Dopo la bozza del 27 Agosto, Mps ha incassato la final decision della Banca Centrale europea sulla scissione. Si tratta dello scorporo di ben 8,1 miliardi di crediti deteriorati. Euforia in borsa: a Milano il titolo MPS guadagna oltre il 3%. Analizziamo la vicenda.
Monte dei Paschi possiede in pancia una serie di non performing loans, vale a dire di crediti deteriorati: denaro che la banca ha prestato e che non riceverà indietro. Portarsi dietro questo pesante fardello, ha impedito alla banca di crescere e di uscire dal pantano di scandali e operazioni folli che la coinvolgono dal 2007 .

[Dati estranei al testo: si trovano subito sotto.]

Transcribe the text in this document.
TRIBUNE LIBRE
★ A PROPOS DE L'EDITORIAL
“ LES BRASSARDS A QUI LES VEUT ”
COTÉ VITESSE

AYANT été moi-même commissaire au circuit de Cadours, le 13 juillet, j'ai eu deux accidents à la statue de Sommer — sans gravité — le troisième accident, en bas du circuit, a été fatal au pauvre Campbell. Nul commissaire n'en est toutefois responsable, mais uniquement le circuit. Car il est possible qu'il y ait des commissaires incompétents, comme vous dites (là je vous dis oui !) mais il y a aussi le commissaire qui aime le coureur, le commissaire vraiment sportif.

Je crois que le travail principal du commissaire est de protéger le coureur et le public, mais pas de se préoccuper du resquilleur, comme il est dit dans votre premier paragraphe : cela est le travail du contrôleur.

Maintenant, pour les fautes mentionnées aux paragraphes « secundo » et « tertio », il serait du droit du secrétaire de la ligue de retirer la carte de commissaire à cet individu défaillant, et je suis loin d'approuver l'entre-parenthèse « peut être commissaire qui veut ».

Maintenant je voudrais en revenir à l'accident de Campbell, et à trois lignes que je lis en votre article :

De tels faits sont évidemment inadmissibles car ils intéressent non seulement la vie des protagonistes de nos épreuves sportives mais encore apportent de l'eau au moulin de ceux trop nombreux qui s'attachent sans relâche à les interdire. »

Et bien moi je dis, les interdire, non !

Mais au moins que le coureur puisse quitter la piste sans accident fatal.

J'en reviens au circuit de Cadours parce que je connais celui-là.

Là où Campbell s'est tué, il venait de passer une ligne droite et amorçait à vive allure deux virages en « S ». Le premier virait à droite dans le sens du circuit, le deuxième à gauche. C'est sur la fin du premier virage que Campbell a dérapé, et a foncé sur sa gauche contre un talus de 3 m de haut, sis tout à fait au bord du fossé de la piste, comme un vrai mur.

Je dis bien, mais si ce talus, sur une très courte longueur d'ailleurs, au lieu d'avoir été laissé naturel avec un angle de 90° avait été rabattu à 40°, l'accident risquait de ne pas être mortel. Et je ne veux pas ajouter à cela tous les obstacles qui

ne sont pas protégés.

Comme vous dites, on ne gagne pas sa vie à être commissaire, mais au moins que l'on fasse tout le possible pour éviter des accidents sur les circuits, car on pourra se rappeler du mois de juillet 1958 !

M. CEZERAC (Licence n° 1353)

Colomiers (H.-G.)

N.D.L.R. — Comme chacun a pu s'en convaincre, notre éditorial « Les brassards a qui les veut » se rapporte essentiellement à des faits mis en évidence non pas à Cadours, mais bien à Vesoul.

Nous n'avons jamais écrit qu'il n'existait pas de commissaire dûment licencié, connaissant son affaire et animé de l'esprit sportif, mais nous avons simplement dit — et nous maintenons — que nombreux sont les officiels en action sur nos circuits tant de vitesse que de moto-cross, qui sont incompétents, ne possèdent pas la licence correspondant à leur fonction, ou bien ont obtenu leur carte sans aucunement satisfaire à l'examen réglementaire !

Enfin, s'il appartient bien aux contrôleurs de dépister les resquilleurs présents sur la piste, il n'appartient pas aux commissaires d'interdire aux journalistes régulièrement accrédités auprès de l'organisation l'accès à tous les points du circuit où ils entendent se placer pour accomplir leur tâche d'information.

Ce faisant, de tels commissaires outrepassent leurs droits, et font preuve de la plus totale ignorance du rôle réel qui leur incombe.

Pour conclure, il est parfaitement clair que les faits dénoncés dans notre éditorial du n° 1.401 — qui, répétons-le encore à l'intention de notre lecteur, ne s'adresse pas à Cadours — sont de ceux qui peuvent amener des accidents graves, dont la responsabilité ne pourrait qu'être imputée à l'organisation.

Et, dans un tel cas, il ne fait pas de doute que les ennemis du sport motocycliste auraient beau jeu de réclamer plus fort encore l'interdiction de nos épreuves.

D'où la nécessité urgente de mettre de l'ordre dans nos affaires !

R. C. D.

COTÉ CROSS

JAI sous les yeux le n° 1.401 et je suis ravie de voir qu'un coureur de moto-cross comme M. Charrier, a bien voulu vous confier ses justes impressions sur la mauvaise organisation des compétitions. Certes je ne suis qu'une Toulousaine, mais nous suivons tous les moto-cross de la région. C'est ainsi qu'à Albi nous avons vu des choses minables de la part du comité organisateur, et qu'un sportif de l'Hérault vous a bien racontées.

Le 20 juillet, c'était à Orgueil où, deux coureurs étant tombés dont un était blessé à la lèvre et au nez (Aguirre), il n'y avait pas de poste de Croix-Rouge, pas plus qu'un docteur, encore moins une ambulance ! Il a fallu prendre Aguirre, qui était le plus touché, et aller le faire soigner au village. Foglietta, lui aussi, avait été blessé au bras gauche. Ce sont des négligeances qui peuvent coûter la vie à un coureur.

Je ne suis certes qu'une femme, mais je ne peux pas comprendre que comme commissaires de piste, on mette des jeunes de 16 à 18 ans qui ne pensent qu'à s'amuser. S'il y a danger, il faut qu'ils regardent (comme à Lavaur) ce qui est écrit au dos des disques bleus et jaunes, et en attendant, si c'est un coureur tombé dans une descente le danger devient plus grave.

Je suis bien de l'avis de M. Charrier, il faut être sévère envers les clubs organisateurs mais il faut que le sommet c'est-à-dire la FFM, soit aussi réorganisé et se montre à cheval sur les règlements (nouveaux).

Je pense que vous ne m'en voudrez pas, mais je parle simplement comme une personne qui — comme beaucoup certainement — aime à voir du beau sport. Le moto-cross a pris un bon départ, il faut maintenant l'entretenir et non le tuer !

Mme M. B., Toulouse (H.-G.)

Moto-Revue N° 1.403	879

Come si può notare nella tabella di Yahoo Finance, la banca ha serie difficoltà ha generare utili per se e per gli azionisti. I dati sono espressi in migliaia di Euro.
La BCE consente ad Mps lo scorporo di 8,1 miliardi di crediti deteriorati, permettendo il loro affidamento ad AMCO, una società che opera per recuperare questo tipo di risorse. La final decision è ossigeno fresco per una banca che ha serie difficoltà e che non riesce ad essere tonica come le concorrenti (ad esempio Intesa San Paolo).
L’operazione di derisking dovrebbe generare un fabbisogno di capitale di ben 770 milioni, che Mps deve in qualche modo reperire sul mercato. La BCE ha allegato alla final decison ben due stringenti condizioni, che vengono riportate dal Sole 24 Ore.
La prima:
Mps emetta, prima dell’efficacia dell’operazione, bond per almeno 250 milioni, ammissibili per l’inclusione nel patrimonio di base di classe 2 (Tier2) per l’intero importo nominale o a fornire alla Bce una prova adeguata dell’impegno vincolante, da parte di uno o più investitori di adeguato standing (inclusi, se del caso, qualsiasi ente pubblico o entità affiliata), a sottoscrivere, entro il 31 dicembre 2020, il Tier2.
La seconda:
la vigenza di un decreto legge o un decreto legislativo ovvero una legge ordinaria alla data di efficacia della scissione, che accantoni i fondi pubblici necessari per la sottoscrizione di strumenti di capitale emessi a condizioni di mercato da qualsiasi società pubblica italiana e consentire al Mef di sottoscrivere, nei limiti dei fondi pubblici accantonati, fino al 70% dell’importo degli strumenti di capitale emessi per ripristinare il rispetto da parte di Banca Mps dei requisiti patrimoniali complessivi, fermo restando che almeno il 30% del relativo importo deve essere sottoscritto da investitori privati”.
Il Ministero di economia e finanza, presente momentaneamente al 68% all’interno di Mps, ha rinviato il piano di uscita dal cda. Già sul finire del 2019, il governo aveva iniziato le interlocuzioni con Bruxelles per iniziare ad uscire dalla banca toscana, iniziando un necessario processo di privatizzazione importante per tutto il sistema bancario nazionale. Tuttavia, a causa di un ricambio dei vertici dirigenziali dell’Unione, il tutto è slittato a Giugno 2020 e in seguito ulteriormente posticipato. Dalle fonti del governo, si apprende che lo Stato uscirà da Mps non appena verrà perfezionata la scissione e vengano create le condizioni per rendere la banca competitiva. Già l’anno scorso il piano di uscita era composto da tre ipotesi:
I mercati benedicono l’operazione. Dal grafico con time frame a 30 minuti si evince che nelle date chiave per il parere della BCE, 27 agosto e 3 Settembre, il prezzo delle azioni Mps ha registrato un deciso rialzo, formando dei gap in entrambi in casi. Dopo il ritracciamento avvenuto nella mattinata, il prezzo potrebbe chiudere la seduta al rialzo dopo essere rimbalzato sul supporto in area 1,420.